Model pengaturan operasional kapal-kapal Tol Laut seperti digambarkan di muka menimbulkan dampak bagi bisnis pelayaran nasional secara keseluruhan. Maksudnya begini. Jauh sebelum program Tol Laut diluncurkan oleh pemerintahan Jokowi, sudah ada trayek pelayaran dari pelabuhan utama menuju berbagai pelabuhan di daerah yang dilayani oleh perusahaan pelayaran swasta.
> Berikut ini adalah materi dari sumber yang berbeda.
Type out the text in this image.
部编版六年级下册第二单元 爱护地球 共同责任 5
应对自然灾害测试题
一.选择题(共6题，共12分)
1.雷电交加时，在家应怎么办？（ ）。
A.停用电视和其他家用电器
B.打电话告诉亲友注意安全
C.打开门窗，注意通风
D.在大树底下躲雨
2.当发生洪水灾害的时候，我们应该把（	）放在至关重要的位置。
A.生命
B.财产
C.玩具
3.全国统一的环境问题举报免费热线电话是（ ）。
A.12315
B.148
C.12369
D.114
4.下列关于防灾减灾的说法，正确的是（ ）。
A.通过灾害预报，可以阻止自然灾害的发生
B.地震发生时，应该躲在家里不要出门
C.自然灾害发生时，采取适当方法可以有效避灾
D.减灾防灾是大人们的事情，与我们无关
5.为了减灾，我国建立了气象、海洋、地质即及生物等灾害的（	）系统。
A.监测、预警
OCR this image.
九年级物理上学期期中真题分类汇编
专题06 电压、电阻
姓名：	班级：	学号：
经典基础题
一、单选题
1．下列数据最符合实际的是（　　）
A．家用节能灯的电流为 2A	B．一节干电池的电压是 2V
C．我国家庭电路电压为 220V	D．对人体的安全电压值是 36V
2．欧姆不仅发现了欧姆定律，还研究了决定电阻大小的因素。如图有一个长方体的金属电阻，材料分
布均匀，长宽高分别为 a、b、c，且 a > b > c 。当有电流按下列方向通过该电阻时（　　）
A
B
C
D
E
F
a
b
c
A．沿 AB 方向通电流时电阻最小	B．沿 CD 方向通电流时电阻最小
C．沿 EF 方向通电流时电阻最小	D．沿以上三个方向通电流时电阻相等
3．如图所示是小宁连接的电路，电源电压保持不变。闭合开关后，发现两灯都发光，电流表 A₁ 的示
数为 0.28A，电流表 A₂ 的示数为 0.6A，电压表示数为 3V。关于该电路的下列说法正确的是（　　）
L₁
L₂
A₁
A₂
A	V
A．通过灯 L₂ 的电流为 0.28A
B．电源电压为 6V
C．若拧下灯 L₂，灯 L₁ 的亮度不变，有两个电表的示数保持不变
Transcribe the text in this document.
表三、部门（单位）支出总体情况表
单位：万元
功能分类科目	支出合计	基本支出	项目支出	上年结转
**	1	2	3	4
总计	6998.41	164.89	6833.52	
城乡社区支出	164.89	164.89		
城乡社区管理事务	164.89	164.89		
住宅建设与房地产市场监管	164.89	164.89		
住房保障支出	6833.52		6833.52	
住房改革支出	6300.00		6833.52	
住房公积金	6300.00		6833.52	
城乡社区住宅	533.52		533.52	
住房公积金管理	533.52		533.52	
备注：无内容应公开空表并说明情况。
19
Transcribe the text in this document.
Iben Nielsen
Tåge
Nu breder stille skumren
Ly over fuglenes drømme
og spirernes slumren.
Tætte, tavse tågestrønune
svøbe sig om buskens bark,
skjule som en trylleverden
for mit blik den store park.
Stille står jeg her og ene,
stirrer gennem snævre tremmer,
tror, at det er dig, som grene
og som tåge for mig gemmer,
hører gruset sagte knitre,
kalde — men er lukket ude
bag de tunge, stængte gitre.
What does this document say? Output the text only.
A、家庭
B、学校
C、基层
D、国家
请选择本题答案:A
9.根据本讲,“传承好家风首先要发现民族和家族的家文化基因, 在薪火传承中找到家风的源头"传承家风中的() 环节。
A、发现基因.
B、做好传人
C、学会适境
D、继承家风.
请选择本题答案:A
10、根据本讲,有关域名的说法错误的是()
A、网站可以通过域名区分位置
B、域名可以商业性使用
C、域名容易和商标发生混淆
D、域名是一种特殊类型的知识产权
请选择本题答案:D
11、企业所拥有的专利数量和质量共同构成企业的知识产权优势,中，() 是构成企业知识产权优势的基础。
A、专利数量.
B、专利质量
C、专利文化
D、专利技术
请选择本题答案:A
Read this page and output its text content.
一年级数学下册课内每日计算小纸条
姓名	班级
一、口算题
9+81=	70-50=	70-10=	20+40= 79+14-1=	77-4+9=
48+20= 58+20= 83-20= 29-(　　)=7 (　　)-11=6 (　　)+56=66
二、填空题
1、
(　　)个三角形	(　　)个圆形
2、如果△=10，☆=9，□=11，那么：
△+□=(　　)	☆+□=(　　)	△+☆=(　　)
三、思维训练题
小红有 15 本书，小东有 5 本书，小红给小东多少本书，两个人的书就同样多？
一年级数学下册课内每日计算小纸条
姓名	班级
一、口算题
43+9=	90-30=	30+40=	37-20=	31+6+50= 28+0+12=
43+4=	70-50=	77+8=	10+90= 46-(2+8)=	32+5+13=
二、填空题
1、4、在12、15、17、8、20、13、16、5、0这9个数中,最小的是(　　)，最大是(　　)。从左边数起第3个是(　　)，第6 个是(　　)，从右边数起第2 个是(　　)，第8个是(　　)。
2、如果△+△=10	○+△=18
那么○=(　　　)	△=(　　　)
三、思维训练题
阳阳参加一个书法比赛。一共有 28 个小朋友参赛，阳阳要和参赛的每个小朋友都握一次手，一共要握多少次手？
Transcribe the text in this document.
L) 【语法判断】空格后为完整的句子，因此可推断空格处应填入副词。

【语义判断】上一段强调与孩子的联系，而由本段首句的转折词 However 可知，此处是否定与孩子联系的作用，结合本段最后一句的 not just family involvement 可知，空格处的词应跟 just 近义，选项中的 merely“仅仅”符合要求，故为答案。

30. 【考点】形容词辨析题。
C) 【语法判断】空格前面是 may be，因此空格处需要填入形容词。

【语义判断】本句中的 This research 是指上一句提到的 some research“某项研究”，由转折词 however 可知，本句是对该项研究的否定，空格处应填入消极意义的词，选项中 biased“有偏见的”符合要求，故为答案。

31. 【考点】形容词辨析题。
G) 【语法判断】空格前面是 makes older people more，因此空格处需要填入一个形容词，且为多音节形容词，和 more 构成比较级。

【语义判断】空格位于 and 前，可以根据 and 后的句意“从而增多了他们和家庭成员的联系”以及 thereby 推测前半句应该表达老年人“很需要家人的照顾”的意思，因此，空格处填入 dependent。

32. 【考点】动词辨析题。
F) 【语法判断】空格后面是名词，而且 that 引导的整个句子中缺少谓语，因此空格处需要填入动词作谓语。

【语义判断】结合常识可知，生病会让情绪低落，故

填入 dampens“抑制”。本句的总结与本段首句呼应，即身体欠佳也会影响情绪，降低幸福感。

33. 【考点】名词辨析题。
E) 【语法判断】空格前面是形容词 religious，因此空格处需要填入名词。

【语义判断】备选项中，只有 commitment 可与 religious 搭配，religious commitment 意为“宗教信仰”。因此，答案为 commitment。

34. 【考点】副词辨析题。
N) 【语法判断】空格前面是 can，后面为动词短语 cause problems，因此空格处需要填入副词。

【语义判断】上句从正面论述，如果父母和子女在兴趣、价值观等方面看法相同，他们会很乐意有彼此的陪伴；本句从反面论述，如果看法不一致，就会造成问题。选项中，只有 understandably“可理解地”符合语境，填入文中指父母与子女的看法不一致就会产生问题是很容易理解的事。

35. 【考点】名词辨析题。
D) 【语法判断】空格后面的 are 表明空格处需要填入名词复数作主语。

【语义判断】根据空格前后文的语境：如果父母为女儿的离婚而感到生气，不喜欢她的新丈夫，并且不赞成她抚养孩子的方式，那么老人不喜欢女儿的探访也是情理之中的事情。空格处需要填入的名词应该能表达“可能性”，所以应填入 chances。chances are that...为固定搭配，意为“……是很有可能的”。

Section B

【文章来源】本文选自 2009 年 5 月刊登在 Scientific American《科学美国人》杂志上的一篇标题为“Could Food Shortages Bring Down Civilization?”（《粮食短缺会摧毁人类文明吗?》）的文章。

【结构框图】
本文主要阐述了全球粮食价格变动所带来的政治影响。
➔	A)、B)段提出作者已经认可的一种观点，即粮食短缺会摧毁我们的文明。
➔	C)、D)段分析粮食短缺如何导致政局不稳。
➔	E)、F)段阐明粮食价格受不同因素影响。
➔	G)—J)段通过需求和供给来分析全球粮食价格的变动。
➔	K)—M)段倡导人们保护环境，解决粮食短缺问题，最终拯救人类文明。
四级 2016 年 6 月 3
Begitu pula di pelabuhan-pelabuhan penyangga telah hadir pelayaran-pelayaran swasta yang akan membawa komoditas ke pelabuhan yang lebih kecil (daerah 3TP).

Harga freight ditetapkan sesuai dengan mekanisme pasar. Masalah frekwensi kedatangan kapal, khususnya ke daerah terdepan, terluar, tertinggal, dan perbatasan, memang sangat terbatas waktu itu.

Kondisi inilah yang mendorong pemerintah, dimulai dari masa Presiden Soeharto, meluncurkan program kapal perintis. Presiden-presiden setelah Soeharto meneruskan kebijakan tersebut dan khusus dalam masa pemerintahan Jokowi namanya diganti menjadi Tol Laut.

Apa Kabar Tol Laut di Era Jokowi Periode Kedua?Foto: Arie Pratama

Dengan layanan yang mendapat subsidi, kapal-kapal Tol Laut jelas berada di atas angin. Kapal-kapal swasta yang kebetulan berada dalam satu lintasan dengan kapal-kapal Tol Laut (baik dari pelabuhan utama maupun dari pelabuhan penyangga) dipastikan sulit bersaing karena mereka tidak dapat subsidi.

Contoh, biaya kontainer pelayaran swasta dibanderol Rp 15 juta, sedangkan tarif Tol Laut Rp 8 juta. Harga Rp 15 juta itu merupakan harga pasar pada trayek tertentu. Bila pemilik barang menggunakan kapal Tol Laut, mereka akan mendapat subsidi senilai Rp 7 juta.

Berdasarkan Peraturan Perdagangan Nomor 38 Tahun 2018 tentang Penetapan Jenis Barang yang Diangkut dalam Program Pelayanan Publik untuk Angkutan Barang dari dan ke Daerah Tertinggal, Terpencil, Terluar, dan Perbatasan, kapal-kapal Tol Laut dikhususkan untuk membawa barang kebutuhan pokok dan barang penting seperti obat-obatan, susu, dan lain sebagainya.

Masalahnya, kapal-kapal swasta juga mengangkut barang yang sama hanya saja pengguna jasa (shipper) mereka, bahkan mereka sendiri, tidak mendapat subsidi. Jelas rugi bandar.

Apa daya, dengan semua fasilitas yang disediakan oleh negara program Tol Laut masih jauh dari yang diharapkan. Lantas, bagaimana cara menyelematkan "muka" Tol Laut yang sudah kadung tercemong?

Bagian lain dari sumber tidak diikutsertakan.